Matt has a BS in Biochemistry and Molecular Biology and a PhD in Physiology from the University of Wisconsin-Madison. His PhD thesis was on the biophysics and physiology of hERG potassium channels. He was a postdoctoral fellow at the HHMI and University of Washington in Seattle where he investigated molecular mechanisms of CNG channels. He joined the faculty in the Department of Physiology at the University of Maryland School of Medicine and was awarded tenure in 2012. His lab investigates hERG channel biophysics, physiology and pathophysiology using a combination of fluorescence spectroscopy and electrophysiology, stem-cell derived cardiomyocytes, familial long QT syndrome mutations and inhibitors that cause acquired LQTS. When not in lab, he enjoys soccer, skiing and craft beverages.

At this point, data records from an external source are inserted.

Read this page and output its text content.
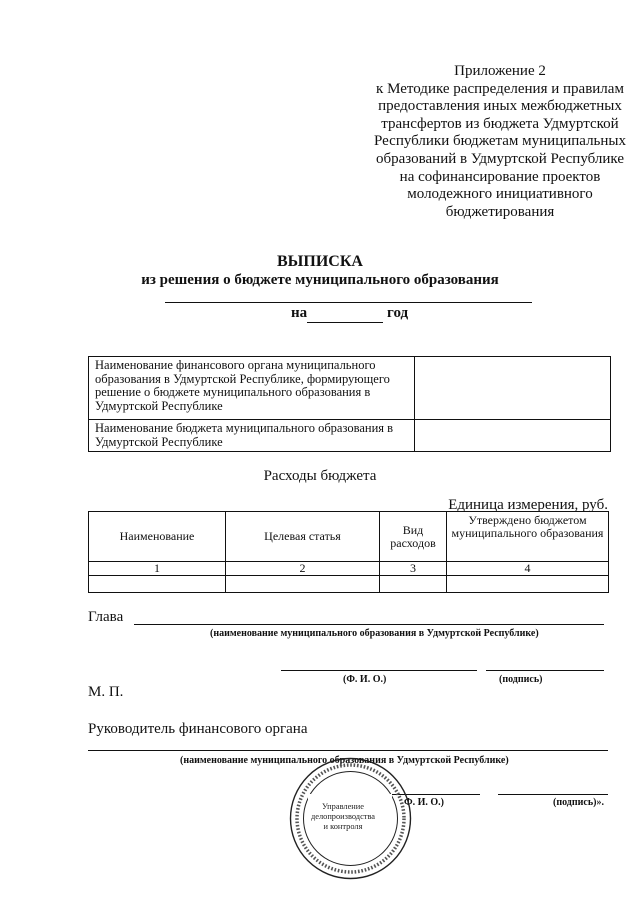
Приложение 2
к Методике распределения и правилам
предоставления иных межбюджетных
трансфертов из бюджета Удмуртской
Республики бюджетам муниципальных
образований в Удмуртской Республике
на софинансирование проектов
молодежного инициативного
бюджетирования
ВЫПИСКА
из решения о бюджете муниципального образования
на	год
Наименование финансового органа муниципального образования в Удмуртской Республике, формирующего решение о бюджете муниципального образования в Удмуртской Республике	
Наименование бюджета муниципального образования в Удмуртской Республике	
Расходы бюджета
Единица измерения, руб.
Наименование	Целевая статья	Вид расходов	Утверждено бюджетом муниципального образования
1	2	3	4

Глава
(наименование муниципального образования в Удмуртской Республике)
(Ф. И. О.)	(подпись)
М. П.
Руководитель финансового органа
(наименование муниципального образования в Удмуртской Республике)
Ф. И. О.)	(подпись)».
Управление
делопроизводства
и контроля
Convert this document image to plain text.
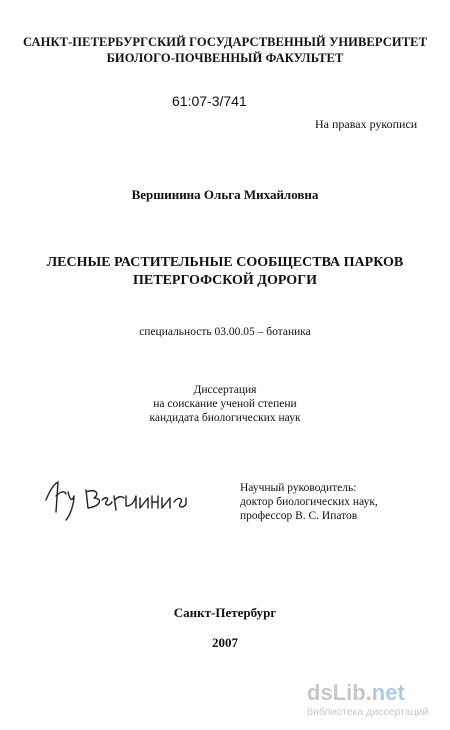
САНКТ-ПЕТЕРБУРГСКИЙ ГОСУДАРСТВЕННЫЙ УНИВЕРСИТЕТ
БИОЛОГО-ПОЧВЕННЫЙ ФАКУЛЬТЕТ
61:07-3/741
На правах рукописи
Вершинина Ольга Михайловна
ЛЕСНЫЕ РАСТИТЕЛЬНЫЕ СООБЩЕСТВА ПАРКОВ
ПЕТЕРГОФСКОЙ ДОРОГИ
специальность 03.00.05 – ботаника
Диссертация
на соискание ученой степени
кандидата биологических наук
Научный руководитель:
доктор биологических наук,
профессор В. С. Ипатов
Санкт-Петербург
2007
dsLib.net
библиотека диссертаций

Ashley is a research associate in the lab. She graduated with a BS degree in 2008 and a PhD in 2013, both from Drexel University where she studied muscle biology dysfunction in neurodegenerative diseases. After making the move to Baltimore, MD to study ion channel biology, a long time research interest, her main focus now is combining spectroscopic and electrophysiological techniques to answer questions about how ion channels are regulated. She lives with her husband, Daniel, in Baltimore city. Her love of science is rivaled only by her love of travel.
Sara is a post-doc and is trained in biophysics and biochemistry, but has a broad background in both physical and chemical sciences. Her scientific training began at Humboldt State University where she graduated with a bachelor’s degree in chemistry. There, she had the opportunity to conduct undergraduate research each school year as well as a SURF scholar at UCSC. After her bachelor’s degree she worked as a chemist in the pharmaceutical industry for two years prior to pursuing her doctorate. Sara now holds a PhD in biophysics and biochemistry from Oregon State University where she studied the biophysical properties of the protein dysferlin associated with the adult onset muscular dystrophy LGMD2. Her current focus is on understanding the mechanism and functional dynamics of the K channel hERG at the angstrom level during ion channel gating. She utilizes non-canonical amino acid fluorophore, and a dual electrophysiology and tmFRET technique to visualize protein channel movement under voltage control. Additionally, she has a strong interest in protein structure and the development of new probes to test protein dynamics. In her free time she enjoys canning jam and visiting the redwood trees.
Hannah is the Trudeau lab technician. She graduated with her B.A. degrees in Biology and Art History from UMBC in 2020. During her undergraduate career, she was fascinated by finding the intersections between the arts and sciences – an endeavor that she hopes to continue in her life. She finds stem cells and its application to research fascinating and aims to learn more about gene editing. In her free time, she enjoys lounging around in her hammock and playing the guitar, but not simultaneously, as she recently realized how difficult that was.
Taylor is a rotation student in the lab. She graduated from the College of Charleston with a BS in biology in 2018, then took a year off to travel across the country in her car. Currently, she is a second-year PhD student in the University of Maryland School of Medicine’s Molecular Medicine program. Her research interests are in molecular and cellular physiology, and she is using her time in rotations to explore scientific interests and learn as much as possible. Outside of the lab, you can usually find her watching cartoons, reading a book, or spending time outdoors with a craft beer.”